Fourth, the CDE emphasised that the most important thing Ramaphosa must do to help tackle the fiscal crisis was also the hardest, and that was to resist the temptation to commit government to more spending programmes.
It said Ramaphosa needed to recognise just how stretched the public finances were, and the damage any further commitments would do in the absence of higher growth rates.
“He needs to focus much, much more on improving the quality of public spending. Unfortunately, there is a great deal of room for this,” the CDE said.
Fifth, the CDE called for sustained faster growth, which it believes is impossible without strengthening the rule of law.
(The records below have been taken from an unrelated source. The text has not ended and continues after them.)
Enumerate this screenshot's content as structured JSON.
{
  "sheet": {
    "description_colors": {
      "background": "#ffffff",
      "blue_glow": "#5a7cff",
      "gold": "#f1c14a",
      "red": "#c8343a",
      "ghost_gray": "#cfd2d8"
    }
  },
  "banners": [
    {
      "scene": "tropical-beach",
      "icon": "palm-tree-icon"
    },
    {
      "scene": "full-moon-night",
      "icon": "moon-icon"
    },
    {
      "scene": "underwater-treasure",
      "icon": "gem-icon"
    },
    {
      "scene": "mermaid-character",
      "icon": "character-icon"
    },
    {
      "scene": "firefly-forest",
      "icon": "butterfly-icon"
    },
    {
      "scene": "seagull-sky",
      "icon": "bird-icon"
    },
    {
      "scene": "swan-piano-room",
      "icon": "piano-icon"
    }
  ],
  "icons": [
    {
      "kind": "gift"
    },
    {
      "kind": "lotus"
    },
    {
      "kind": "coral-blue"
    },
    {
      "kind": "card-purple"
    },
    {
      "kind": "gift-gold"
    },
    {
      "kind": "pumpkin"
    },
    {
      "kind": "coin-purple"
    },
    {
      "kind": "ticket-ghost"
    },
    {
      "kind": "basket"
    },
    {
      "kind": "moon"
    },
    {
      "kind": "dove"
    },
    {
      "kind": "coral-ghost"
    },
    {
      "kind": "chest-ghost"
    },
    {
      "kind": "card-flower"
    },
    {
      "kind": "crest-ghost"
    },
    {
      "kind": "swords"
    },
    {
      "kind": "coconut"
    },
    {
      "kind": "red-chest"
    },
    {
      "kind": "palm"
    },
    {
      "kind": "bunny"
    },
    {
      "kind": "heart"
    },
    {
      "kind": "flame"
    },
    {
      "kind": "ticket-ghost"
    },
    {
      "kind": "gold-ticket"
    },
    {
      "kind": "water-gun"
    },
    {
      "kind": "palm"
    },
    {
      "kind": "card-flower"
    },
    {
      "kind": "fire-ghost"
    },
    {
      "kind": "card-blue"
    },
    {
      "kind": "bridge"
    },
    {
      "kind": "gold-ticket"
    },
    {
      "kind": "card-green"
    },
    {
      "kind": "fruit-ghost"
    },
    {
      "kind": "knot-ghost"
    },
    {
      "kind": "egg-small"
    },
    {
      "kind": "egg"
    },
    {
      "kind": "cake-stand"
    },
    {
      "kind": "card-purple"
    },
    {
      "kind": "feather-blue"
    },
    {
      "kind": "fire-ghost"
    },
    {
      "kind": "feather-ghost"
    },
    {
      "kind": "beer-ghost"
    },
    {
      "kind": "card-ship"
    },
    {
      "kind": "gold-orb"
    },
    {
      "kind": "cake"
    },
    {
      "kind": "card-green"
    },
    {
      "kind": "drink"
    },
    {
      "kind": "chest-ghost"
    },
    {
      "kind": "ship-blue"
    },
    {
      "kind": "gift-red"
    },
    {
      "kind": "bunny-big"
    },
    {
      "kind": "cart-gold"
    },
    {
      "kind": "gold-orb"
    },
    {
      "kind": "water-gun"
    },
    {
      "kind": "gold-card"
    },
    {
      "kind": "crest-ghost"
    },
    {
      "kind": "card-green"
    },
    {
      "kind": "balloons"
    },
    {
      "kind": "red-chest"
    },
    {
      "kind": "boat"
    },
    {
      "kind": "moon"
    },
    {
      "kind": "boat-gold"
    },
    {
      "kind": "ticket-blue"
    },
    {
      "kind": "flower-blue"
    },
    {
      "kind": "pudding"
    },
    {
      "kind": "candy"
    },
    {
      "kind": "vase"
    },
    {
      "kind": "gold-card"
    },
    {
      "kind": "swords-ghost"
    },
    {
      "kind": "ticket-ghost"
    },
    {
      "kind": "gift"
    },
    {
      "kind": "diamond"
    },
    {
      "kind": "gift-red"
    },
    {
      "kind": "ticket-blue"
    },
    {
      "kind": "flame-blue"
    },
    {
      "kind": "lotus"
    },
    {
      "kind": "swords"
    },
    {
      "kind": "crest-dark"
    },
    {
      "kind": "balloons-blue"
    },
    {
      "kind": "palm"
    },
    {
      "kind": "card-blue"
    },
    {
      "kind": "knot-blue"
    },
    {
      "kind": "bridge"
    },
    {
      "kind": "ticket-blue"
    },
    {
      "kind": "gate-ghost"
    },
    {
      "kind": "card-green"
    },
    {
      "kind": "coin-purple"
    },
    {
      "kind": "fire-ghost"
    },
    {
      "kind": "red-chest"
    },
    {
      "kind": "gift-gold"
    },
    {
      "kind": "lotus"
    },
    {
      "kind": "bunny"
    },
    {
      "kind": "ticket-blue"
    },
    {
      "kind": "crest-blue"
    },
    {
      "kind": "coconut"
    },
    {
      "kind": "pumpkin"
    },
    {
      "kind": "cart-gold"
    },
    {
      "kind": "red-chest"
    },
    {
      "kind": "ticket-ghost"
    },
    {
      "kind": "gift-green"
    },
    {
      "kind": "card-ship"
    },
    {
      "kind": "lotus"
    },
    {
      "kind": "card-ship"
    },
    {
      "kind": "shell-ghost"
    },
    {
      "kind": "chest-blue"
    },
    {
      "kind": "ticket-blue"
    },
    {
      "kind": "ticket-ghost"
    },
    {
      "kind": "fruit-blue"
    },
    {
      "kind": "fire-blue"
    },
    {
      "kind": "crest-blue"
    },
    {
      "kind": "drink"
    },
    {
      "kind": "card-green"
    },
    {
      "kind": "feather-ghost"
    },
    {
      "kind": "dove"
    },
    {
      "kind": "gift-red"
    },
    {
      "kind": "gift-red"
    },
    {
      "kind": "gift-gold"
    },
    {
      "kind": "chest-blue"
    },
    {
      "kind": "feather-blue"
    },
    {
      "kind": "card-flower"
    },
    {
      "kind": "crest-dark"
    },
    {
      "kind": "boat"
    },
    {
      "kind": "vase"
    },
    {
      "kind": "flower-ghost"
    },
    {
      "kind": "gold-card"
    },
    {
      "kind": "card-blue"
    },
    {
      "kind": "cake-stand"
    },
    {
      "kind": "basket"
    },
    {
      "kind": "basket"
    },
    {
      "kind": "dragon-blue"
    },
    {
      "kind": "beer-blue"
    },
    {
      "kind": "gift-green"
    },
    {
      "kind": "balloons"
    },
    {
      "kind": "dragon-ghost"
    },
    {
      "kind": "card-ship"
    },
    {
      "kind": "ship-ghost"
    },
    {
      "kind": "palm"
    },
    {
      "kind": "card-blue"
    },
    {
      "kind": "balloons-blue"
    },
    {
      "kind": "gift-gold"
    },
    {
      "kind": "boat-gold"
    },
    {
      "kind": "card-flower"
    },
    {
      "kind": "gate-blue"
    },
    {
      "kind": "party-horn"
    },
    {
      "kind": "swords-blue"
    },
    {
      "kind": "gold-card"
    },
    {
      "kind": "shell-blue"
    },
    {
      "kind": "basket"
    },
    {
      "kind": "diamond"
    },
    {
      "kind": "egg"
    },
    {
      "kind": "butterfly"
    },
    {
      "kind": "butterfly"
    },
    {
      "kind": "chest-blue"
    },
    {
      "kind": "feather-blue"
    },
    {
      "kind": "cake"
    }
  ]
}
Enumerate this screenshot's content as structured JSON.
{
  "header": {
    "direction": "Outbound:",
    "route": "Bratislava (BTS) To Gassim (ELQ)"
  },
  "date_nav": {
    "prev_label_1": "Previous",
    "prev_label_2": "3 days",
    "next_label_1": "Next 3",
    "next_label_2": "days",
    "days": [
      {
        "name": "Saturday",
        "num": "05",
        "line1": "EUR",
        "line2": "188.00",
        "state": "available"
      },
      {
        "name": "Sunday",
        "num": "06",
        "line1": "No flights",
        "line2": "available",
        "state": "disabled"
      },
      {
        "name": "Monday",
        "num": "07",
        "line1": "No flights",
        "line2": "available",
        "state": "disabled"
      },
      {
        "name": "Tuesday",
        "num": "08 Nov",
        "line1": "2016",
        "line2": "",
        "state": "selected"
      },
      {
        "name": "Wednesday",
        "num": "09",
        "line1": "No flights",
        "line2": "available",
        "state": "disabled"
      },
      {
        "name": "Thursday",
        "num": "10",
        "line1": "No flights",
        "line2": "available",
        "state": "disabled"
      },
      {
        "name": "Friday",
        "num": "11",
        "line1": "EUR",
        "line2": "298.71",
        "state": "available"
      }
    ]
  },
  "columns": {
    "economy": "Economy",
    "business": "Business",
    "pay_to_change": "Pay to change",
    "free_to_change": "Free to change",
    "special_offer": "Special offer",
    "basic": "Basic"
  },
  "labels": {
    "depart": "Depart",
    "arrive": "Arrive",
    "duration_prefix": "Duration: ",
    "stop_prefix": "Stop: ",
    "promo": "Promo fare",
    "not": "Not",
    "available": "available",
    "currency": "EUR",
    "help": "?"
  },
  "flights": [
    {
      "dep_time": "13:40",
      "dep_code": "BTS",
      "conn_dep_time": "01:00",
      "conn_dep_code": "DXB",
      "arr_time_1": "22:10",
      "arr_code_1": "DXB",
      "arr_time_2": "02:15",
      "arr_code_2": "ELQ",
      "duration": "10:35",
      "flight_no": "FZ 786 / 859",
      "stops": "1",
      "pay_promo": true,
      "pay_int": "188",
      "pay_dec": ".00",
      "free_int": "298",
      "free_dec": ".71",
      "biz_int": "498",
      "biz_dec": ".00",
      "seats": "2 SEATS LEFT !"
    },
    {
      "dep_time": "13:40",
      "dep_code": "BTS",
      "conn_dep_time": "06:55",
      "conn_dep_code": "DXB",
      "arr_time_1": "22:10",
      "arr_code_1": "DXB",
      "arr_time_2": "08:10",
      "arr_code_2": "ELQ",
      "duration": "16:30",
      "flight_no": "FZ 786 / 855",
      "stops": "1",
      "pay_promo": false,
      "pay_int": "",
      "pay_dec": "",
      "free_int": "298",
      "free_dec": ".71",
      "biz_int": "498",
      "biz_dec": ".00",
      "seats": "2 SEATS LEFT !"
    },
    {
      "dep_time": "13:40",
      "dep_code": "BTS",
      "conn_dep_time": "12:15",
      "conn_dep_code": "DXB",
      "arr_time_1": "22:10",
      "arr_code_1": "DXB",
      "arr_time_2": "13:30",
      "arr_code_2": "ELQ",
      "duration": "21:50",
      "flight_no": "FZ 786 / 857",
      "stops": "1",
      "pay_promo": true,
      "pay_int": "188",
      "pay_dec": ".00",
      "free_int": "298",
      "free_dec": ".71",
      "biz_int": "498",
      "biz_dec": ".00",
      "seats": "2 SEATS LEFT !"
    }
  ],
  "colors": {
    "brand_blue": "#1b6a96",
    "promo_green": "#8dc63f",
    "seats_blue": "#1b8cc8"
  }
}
This requires reforming the composition and functioning of the Judicial Service Commission (JSC) so that excellent lawyers are encouraged to apply for judicial office.
“South Africa urgently requires a highly effective National Prosecuting Authority (NPA) that is able to roll back the culture of impunity that has become entrenched among the country’s elites,” the CDE said.
It pointed out that that it had recommended that Ramaphosa appoint a retired judge to conduct an enquiry into the leadership, performance, structure and independence of the NPA, that he respond to the August 2023 request by the head of the NPA to suspend a regional Director of Prosecutions, and that he instruct the Department of Justice to immediately give the NPA full access to the Zondo Commission archive.
In his July 2024 parliamentary opening address, Ramaphosa acknowledged that “… without unity, cooperation and partnership, our efforts to end poverty, unemployment and inequality will not succeed”.
However, the CDE is of the opinion that events over the last few weeks have shown that the GNU is a long way off from achieving the unity and partnership it needs to make a real impact.
“The point of the GNU was to move away from policies and legislation of the last parliament, not to implement them as if nothing had changed. The country needs something new that will help us move beyond mere talk about growth,” Bernstein said.
She asserted that, in his upcoming SoNA, Ramaphosa needed to acknowledge that the country was more important than party and that, for South Africa to work, it needed new policies and approaches – not the same old policies.
“The GNU has to represent more than the failed policies of the past. South Africa is in deep trouble in a volatile and unfriendly global environment. [Ramaphosa] cannot continue to act as if his party has the majority of the vote and must draw on the ideas and wisdom of his main partners,” Bernstein said.
She warned that the GNU ‘honeymoon’ would not last much longer.
“The promise of the GNU will remain elusive if we continue with policies that have delivered nothing but deepening crises on almost every front.”
“The GNU needs its own programme of action, policies and priorities that build on a common and honest diagnosis of why South Africa is in deep trouble and therefore what must change. Without this, it is hard to see how the GNU survives. Or even why it should. That should worry all of us,” Bernstein said.